DOE funds drilling wastes disposal research

Sept. 7, 1998
The U.S. Department of Energy is helping fund a research program aimed at finding cheaper methods to dispose of drill cuttings and fluids from offshore operations. Westport Technology Center (WTC), Houston, has received a $293,000 grant from DOE's fossil energy research program and more than $91,000 in private sector funding for laboratory investigations to determine if drilling wastes can be injected safely into unconsolidated sand formations onshore and offshore.

The U.S. Department of Energy is helping fund a research program aimed at finding cheaper methods to dispose of drill cuttings and fluids from offshore operations.

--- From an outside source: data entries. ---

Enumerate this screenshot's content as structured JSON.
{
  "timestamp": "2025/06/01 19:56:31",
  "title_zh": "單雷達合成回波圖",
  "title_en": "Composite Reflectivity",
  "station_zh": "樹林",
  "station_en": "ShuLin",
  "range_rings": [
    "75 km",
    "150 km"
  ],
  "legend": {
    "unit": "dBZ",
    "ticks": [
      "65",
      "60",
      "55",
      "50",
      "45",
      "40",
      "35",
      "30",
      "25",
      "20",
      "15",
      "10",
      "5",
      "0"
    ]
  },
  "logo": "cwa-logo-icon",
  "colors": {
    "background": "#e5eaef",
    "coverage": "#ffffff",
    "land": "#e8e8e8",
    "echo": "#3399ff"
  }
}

Westport Technology Center (WTC), Houston, has received a $293,000 grant from DOE's fossil energy research program and more than $91,000 in private sector funding for laboratory investigations to determine if drilling wastes can be injected safely into unconsolidated sand formations onshore and offshore.

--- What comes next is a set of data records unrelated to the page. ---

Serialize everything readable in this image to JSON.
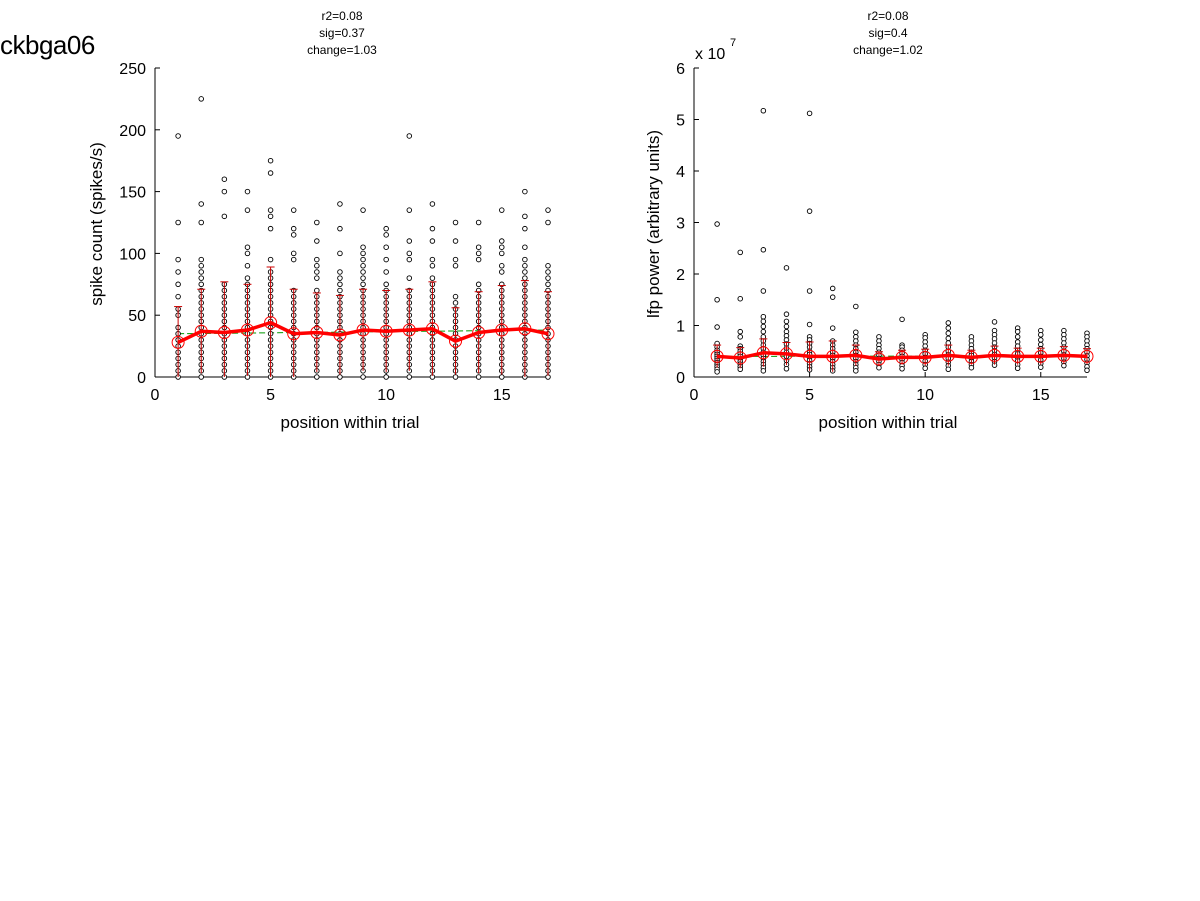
{
  "page_label": "ckbga06",
  "chart_data": [
    {
      "type": "scatter",
      "annotation": [
        "r2=0.08",
        "sig=0.37",
        "change=1.03"
      ],
      "xlabel": "position within trial",
      "ylabel": "spike count (spikes/s)",
      "exponent_label": "",
      "xlim": [
        0,
        17
      ],
      "ylim": [
        0,
        250
      ],
      "xticks": [
        0,
        5,
        10,
        15
      ],
      "xtick_labels": [
        "0",
        "5",
        "10",
        "15"
      ],
      "yticks": [
        0,
        50,
        100,
        150,
        200,
        250
      ],
      "ytick_labels": [
        "0",
        "50",
        "100",
        "150",
        "200",
        "250"
      ],
      "grid": false,
      "trial_points": [
        {
          "x": 1,
          "y": [
            195,
            125,
            95,
            85,
            75,
            65,
            55,
            50,
            40,
            35,
            30,
            25,
            20,
            15,
            10,
            5,
            0
          ]
        },
        {
          "x": 2,
          "y": [
            225,
            140,
            125,
            95,
            90,
            85,
            80,
            75,
            70,
            65,
            60,
            55,
            50,
            45,
            40,
            35,
            30,
            25,
            20,
            15,
            10,
            5,
            0
          ]
        },
        {
          "x": 3,
          "y": [
            160,
            150,
            130,
            75,
            70,
            65,
            60,
            55,
            50,
            45,
            40,
            35,
            30,
            25,
            20,
            15,
            10,
            5,
            0
          ]
        },
        {
          "x": 4,
          "y": [
            150,
            135,
            105,
            100,
            90,
            80,
            75,
            70,
            65,
            60,
            55,
            50,
            45,
            40,
            35,
            30,
            25,
            20,
            15,
            10,
            5,
            0
          ]
        },
        {
          "x": 5,
          "y": [
            175,
            165,
            135,
            130,
            120,
            95,
            85,
            80,
            75,
            70,
            65,
            60,
            55,
            50,
            45,
            40,
            35,
            30,
            25,
            20,
            15,
            10,
            5,
            0
          ]
        },
        {
          "x": 6,
          "y": [
            135,
            120,
            115,
            100,
            95,
            70,
            65,
            60,
            55,
            50,
            45,
            40,
            35,
            30,
            25,
            20,
            15,
            10,
            5,
            0
          ]
        },
        {
          "x": 7,
          "y": [
            125,
            110,
            95,
            90,
            85,
            80,
            70,
            65,
            60,
            55,
            50,
            45,
            40,
            35,
            30,
            25,
            20,
            15,
            10,
            5,
            0
          ]
        },
        {
          "x": 8,
          "y": [
            140,
            120,
            100,
            85,
            80,
            75,
            70,
            65,
            60,
            55,
            50,
            45,
            40,
            35,
            30,
            25,
            20,
            15,
            10,
            5,
            0
          ]
        },
        {
          "x": 9,
          "y": [
            135,
            105,
            100,
            95,
            90,
            85,
            80,
            75,
            70,
            65,
            60,
            55,
            50,
            45,
            40,
            35,
            30,
            25,
            20,
            15,
            10,
            5,
            0
          ]
        },
        {
          "x": 10,
          "y": [
            120,
            115,
            105,
            95,
            85,
            75,
            70,
            65,
            60,
            55,
            50,
            45,
            40,
            35,
            30,
            25,
            20,
            15,
            10,
            5,
            0
          ]
        },
        {
          "x": 11,
          "y": [
            195,
            135,
            110,
            100,
            95,
            80,
            70,
            65,
            60,
            55,
            50,
            45,
            40,
            35,
            30,
            25,
            20,
            15,
            10,
            5,
            0
          ]
        },
        {
          "x": 12,
          "y": [
            140,
            120,
            110,
            95,
            90,
            80,
            75,
            70,
            65,
            60,
            55,
            50,
            45,
            40,
            35,
            30,
            25,
            20,
            15,
            10,
            5,
            0
          ]
        },
        {
          "x": 13,
          "y": [
            125,
            110,
            95,
            90,
            65,
            60,
            55,
            50,
            45,
            40,
            35,
            30,
            25,
            20,
            15,
            10,
            5,
            0
          ]
        },
        {
          "x": 14,
          "y": [
            125,
            105,
            100,
            95,
            75,
            70,
            65,
            60,
            55,
            50,
            45,
            40,
            35,
            30,
            25,
            20,
            15,
            10,
            5,
            0
          ]
        },
        {
          "x": 15,
          "y": [
            135,
            110,
            105,
            100,
            90,
            85,
            75,
            70,
            65,
            60,
            55,
            50,
            45,
            40,
            35,
            30,
            25,
            20,
            15,
            10,
            5,
            0
          ]
        },
        {
          "x": 16,
          "y": [
            150,
            130,
            120,
            105,
            95,
            90,
            85,
            80,
            75,
            70,
            65,
            60,
            55,
            50,
            45,
            40,
            35,
            30,
            25,
            20,
            15,
            10,
            5,
            0
          ]
        },
        {
          "x": 17,
          "y": [
            135,
            125,
            90,
            85,
            80,
            75,
            70,
            65,
            60,
            55,
            50,
            45,
            40,
            35,
            30,
            25,
            20,
            15,
            10,
            5,
            0
          ]
        }
      ],
      "mean": {
        "x": [
          1,
          2,
          3,
          4,
          5,
          6,
          7,
          8,
          9,
          10,
          11,
          12,
          13,
          14,
          15,
          16,
          17
        ],
        "y": [
          28,
          37,
          36,
          38,
          44,
          35,
          36,
          34,
          38,
          37,
          38,
          39,
          29,
          36,
          38,
          39,
          35
        ]
      },
      "error": [
        29,
        34,
        41,
        37,
        45,
        36,
        32,
        32,
        33,
        33,
        33,
        38,
        27,
        33,
        36,
        39,
        34
      ],
      "fit": {
        "x": [
          1,
          17
        ],
        "y": [
          35,
          38
        ]
      },
      "colors": {
        "points": "#000000",
        "mean": "#ff0000",
        "error": "#cc0000",
        "fit": "#009900"
      }
    },
    {
      "type": "scatter",
      "annotation": [
        "r2=0.08",
        "sig=0.4",
        "change=1.02"
      ],
      "xlabel": "position within trial",
      "ylabel": "lfp power (arbitrary units)",
      "exponent_label": "x 10",
      "exponent_power": "7",
      "xlim": [
        0,
        17
      ],
      "ylim": [
        0,
        6
      ],
      "xticks": [
        0,
        5,
        10,
        15
      ],
      "xtick_labels": [
        "0",
        "5",
        "10",
        "15"
      ],
      "yticks": [
        0,
        1,
        2,
        3,
        4,
        5,
        6
      ],
      "ytick_labels": [
        "0",
        "1",
        "2",
        "3",
        "4",
        "5",
        "6"
      ],
      "grid": false,
      "trial_points": [
        {
          "x": 1,
          "y": [
            2.97,
            1.5,
            0.97,
            0.65,
            0.58,
            0.52,
            0.48,
            0.44,
            0.4,
            0.36,
            0.32,
            0.28,
            0.24,
            0.2,
            0.15,
            0.1
          ]
        },
        {
          "x": 2,
          "y": [
            2.42,
            1.52,
            0.88,
            0.78,
            0.6,
            0.55,
            0.5,
            0.45,
            0.4,
            0.35,
            0.3,
            0.25,
            0.2,
            0.15
          ]
        },
        {
          "x": 3,
          "y": [
            5.17,
            2.47,
            1.67,
            1.17,
            1.08,
            0.98,
            0.88,
            0.78,
            0.7,
            0.62,
            0.55,
            0.48,
            0.42,
            0.36,
            0.3,
            0.24,
            0.18,
            0.12
          ]
        },
        {
          "x": 4,
          "y": [
            2.12,
            1.22,
            1.08,
            0.98,
            0.88,
            0.8,
            0.72,
            0.64,
            0.56,
            0.48,
            0.4,
            0.32,
            0.24,
            0.16
          ]
        },
        {
          "x": 5,
          "y": [
            5.12,
            3.22,
            1.67,
            1.02,
            0.78,
            0.72,
            0.65,
            0.58,
            0.5,
            0.44,
            0.38,
            0.32,
            0.26,
            0.2,
            0.14
          ]
        },
        {
          "x": 6,
          "y": [
            1.72,
            1.55,
            0.95,
            0.7,
            0.62,
            0.55,
            0.48,
            0.42,
            0.36,
            0.3,
            0.24,
            0.18,
            0.12
          ]
        },
        {
          "x": 7,
          "y": [
            1.37,
            0.87,
            0.78,
            0.7,
            0.62,
            0.55,
            0.48,
            0.42,
            0.36,
            0.3,
            0.24,
            0.18,
            0.12
          ]
        },
        {
          "x": 8,
          "y": [
            0.78,
            0.7,
            0.62,
            0.55,
            0.48,
            0.42,
            0.36,
            0.3,
            0.24,
            0.18
          ]
        },
        {
          "x": 9,
          "y": [
            1.12,
            0.62,
            0.58,
            0.52,
            0.46,
            0.4,
            0.34,
            0.28,
            0.22,
            0.16
          ]
        },
        {
          "x": 10,
          "y": [
            0.82,
            0.76,
            0.68,
            0.6,
            0.52,
            0.45,
            0.38,
            0.31,
            0.24,
            0.17
          ]
        },
        {
          "x": 11,
          "y": [
            1.05,
            0.95,
            0.85,
            0.75,
            0.66,
            0.58,
            0.5,
            0.43,
            0.36,
            0.29,
            0.22,
            0.15
          ]
        },
        {
          "x": 12,
          "y": [
            0.78,
            0.7,
            0.62,
            0.55,
            0.48,
            0.42,
            0.36,
            0.3,
            0.24,
            0.18
          ]
        },
        {
          "x": 13,
          "y": [
            1.07,
            0.9,
            0.82,
            0.74,
            0.66,
            0.58,
            0.51,
            0.44,
            0.37,
            0.3,
            0.23
          ]
        },
        {
          "x": 14,
          "y": [
            0.95,
            0.88,
            0.78,
            0.68,
            0.6,
            0.52,
            0.45,
            0.38,
            0.31,
            0.24,
            0.17
          ]
        },
        {
          "x": 15,
          "y": [
            0.9,
            0.82,
            0.72,
            0.63,
            0.55,
            0.47,
            0.4,
            0.33,
            0.26,
            0.19
          ]
        },
        {
          "x": 16,
          "y": [
            0.9,
            0.82,
            0.74,
            0.66,
            0.58,
            0.5,
            0.43,
            0.36,
            0.29,
            0.22
          ]
        },
        {
          "x": 17,
          "y": [
            0.85,
            0.78,
            0.7,
            0.62,
            0.55,
            0.48,
            0.41,
            0.34,
            0.27,
            0.2,
            0.13
          ]
        }
      ],
      "mean": {
        "x": [
          1,
          2,
          3,
          4,
          5,
          6,
          7,
          8,
          9,
          10,
          11,
          12,
          13,
          14,
          15,
          16,
          17
        ],
        "y": [
          0.4,
          0.37,
          0.47,
          0.45,
          0.4,
          0.4,
          0.42,
          0.35,
          0.38,
          0.38,
          0.42,
          0.38,
          0.42,
          0.4,
          0.4,
          0.42,
          0.4
        ]
      },
      "error": [
        0.22,
        0.2,
        0.27,
        0.22,
        0.28,
        0.3,
        0.2,
        0.14,
        0.14,
        0.16,
        0.2,
        0.14,
        0.18,
        0.16,
        0.16,
        0.17,
        0.15
      ],
      "fit": {
        "x": [
          1,
          17
        ],
        "y": [
          0.4,
          0.41
        ]
      },
      "colors": {
        "points": "#000000",
        "mean": "#ff0000",
        "error": "#cc0000",
        "fit": "#009900"
      }
    }
  ]
}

DOE said the key will be to ensure that the injection processes don't create fractures in the formations and allow the waste materials to escape.

WTC, with the aid of Stanford University's Rock Physics and Borehole Geophysics Group, will study deformation-the effects of stress on a rock formation-on rock samples prepared in the laboratory that simulate the grain sizes and sand/clay mixtures of the candidate reservoirs.

WTC will use its rock testing system to measure reaction to stress and strain in the samples. Both dry samples and samples saturated with brine, oil, and other fluids will be tested.

The Stanford group will investigate the primary mechanisms controlling deformation, including the ways sand and clay mixtures react in response to changing stress, pressure, and movement in the formation.

DOE said the research will develop a computer model of the deformation process, a model that producers can use to design environmentally acceptable injection strategies that meet the needs of individual production operations.

Applications

"Results from the project could play an especially significant role in future oil and gas operations in the Gulf of Mexico" said DOE. "In contrast with many onshore drilling operations where water-based drilling fluids can be used and disposed of inexpensively, certain formations in the gulf can be damaged by water-based fluids.

"Drilling wells into these formations requires oil-based or expensive synthetic fluids. Environmental regulations ban the disposal of these fluids into the ocean. If techniques can be developed to inject these wastes into underground formations, rather than the costly alternative of barging them, more offshore oil and gas reservoirs could become economically attractive," DOE said.